I don't see that we disagree about energy traveling through a wire and being dissipated as it travels.
With respect to capacitor resistance, a physical capacitor (either with a dielectric, or some other insulators to hold the plates in fixed locations, such as a vacuum capacitor) will have a series resistance and a parallel resistance.
When engineers discuss "ESR" of a real capacitor, they must take into account its frequency dependence.
At a single frequency, the series and parallel capacitances can be combined into a single ESR (or into a equivalent parallel resistance), by elementary circuit theory.
A physical resistance in series with the capacitor (plates and wires) will dissipate energy as heat, but conserves the charge.
A parallel (leakage) resistance will also dissipate energy as heat, but will eventually discharge the capacitors, which does not conserve the charge.

[electrodacus]

I don't see that we disagree about energy traveling through a wire and being dissipated as it travels.
With respect to capacitor resistance, a physical capacitor (either with a dielectric, or some other insulators to hold the plates in fixed locations, such as a vacuum capacitor) will have a series resistance and a parallel resistance.
When engineers discuss "ESR" of a real capacitor, they must take into account its frequency dependence.
At a single frequency, the series and parallel capacitances can be combined into a single ESR (or into a equivalent parallel resistance), by elementary circuit theory.
A physical resistance in series with the capacitor (plates and wires) will dissipate energy as heat, but conserves the charge.
A parallel (leakage) resistance will also dissipate energy as heat, but will eventually discharge the capacitors, which does not conserve the charge.

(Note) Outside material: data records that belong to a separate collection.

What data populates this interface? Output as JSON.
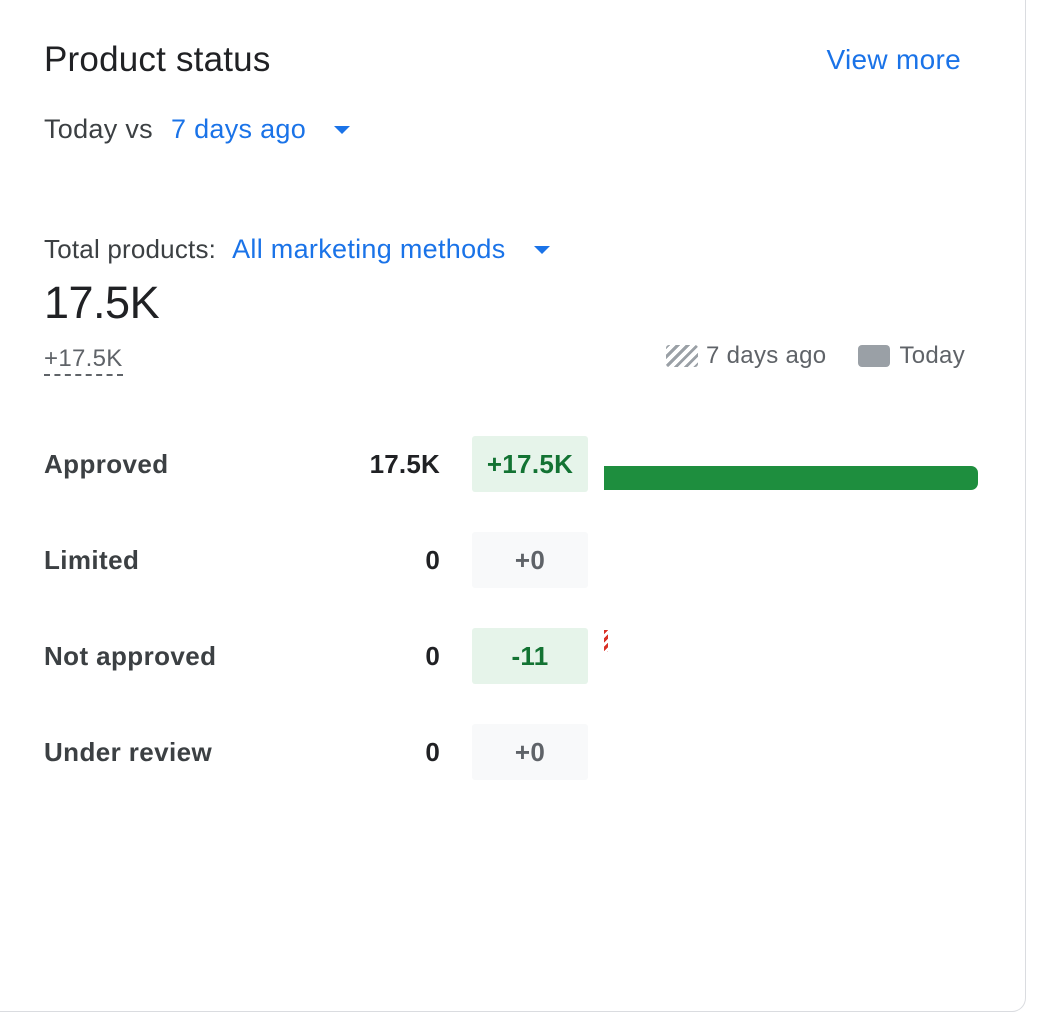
{
  "header": {
    "title": "Product status",
    "view_more": "View more"
  },
  "comparison": {
    "prefix": "Today vs",
    "period": "7 days ago"
  },
  "totals": {
    "label": "Total products:",
    "filter": "All marketing methods",
    "value": "17.5K",
    "delta": "+17.5K"
  },
  "legend": {
    "previous": "7 days ago",
    "current": "Today"
  },
  "statuses": [
    {
      "label": "Approved",
      "count": "17.5K",
      "delta": "+17.5K",
      "delta_style": "positive",
      "bar_fraction": 1.0,
      "prev_fraction": 0
    },
    {
      "label": "Limited",
      "count": "0",
      "delta": "+0",
      "delta_style": "neutral",
      "bar_fraction": 0,
      "prev_fraction": 0
    },
    {
      "label": "Not approved",
      "count": "0",
      "delta": "-11",
      "delta_style": "positive",
      "bar_fraction": 0,
      "prev_fraction": 0.01
    },
    {
      "label": "Under review",
      "count": "0",
      "delta": "+0",
      "delta_style": "neutral",
      "bar_fraction": 0,
      "prev_fraction": 0
    }
  ],
  "colors": {
    "accent": "#1a73e8",
    "bar_current": "#1e8e3e",
    "bar_previous_negative": "#d93025",
    "delta_positive_bg": "#e6f4ea",
    "delta_positive_text": "#137333",
    "delta_neutral_bg": "#f8f9fa",
    "delta_neutral_text": "#5f6368"
  },
  "icons": {
    "dropdown": "caret-down-icon",
    "legend_previous": "hatched-swatch-icon",
    "legend_current": "solid-swatch-icon"
  }
}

For this examples where a fairly large capacitor is discharged over a few seconds in to another capacitor the ESR of the capacitor will basically be the DC ESR witch is dependent on the DC resistance of the plates.
The parallel leakage resistance is so high for typical capacitors that will be within the measurement error of such a setup so it will not be relevant.

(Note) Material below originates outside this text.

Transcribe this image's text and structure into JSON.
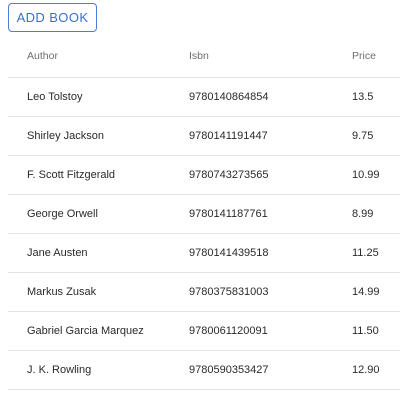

When Derek's says that "energy doesn't travel in wires" he is not referring to leakage he is implying that all energy travels outside the wires.
His proof is that energy arrives at the lamp in the time it takes light to travel 1m (distance between the source and the lamp/resistor) instead of the much longer transmission line.

That argument is completely irrelevant because he ignores the fact that the transmission line has capacitance. He completely ignored the line capacitance in the first video and while he acknowledged that in second video he ignored the effect of that even if that capacitance is what explains fully that energy through the lamp in first 65ns.

This can be seen as a charged parallel plate capacitor (open circuit) with large gap between the plates where you insert another plate of negligible thickness. This will transform that single capacitor in to two capacitors in series. That plate will see charges separate on each side of the plate so electrons move from one face of the plate to the other. When the plate is removed the charges will get back to neutral.
Now if you instead of one plate insert two plates connected together with a lamp then when the electrons move from one plate to the other they will pass through the lamp and the same in reverse will happen when you get those plates out of the electric field.
The energy in the charged capacitor will remain the same so energy was not provided by that but by the person that inserted those plates.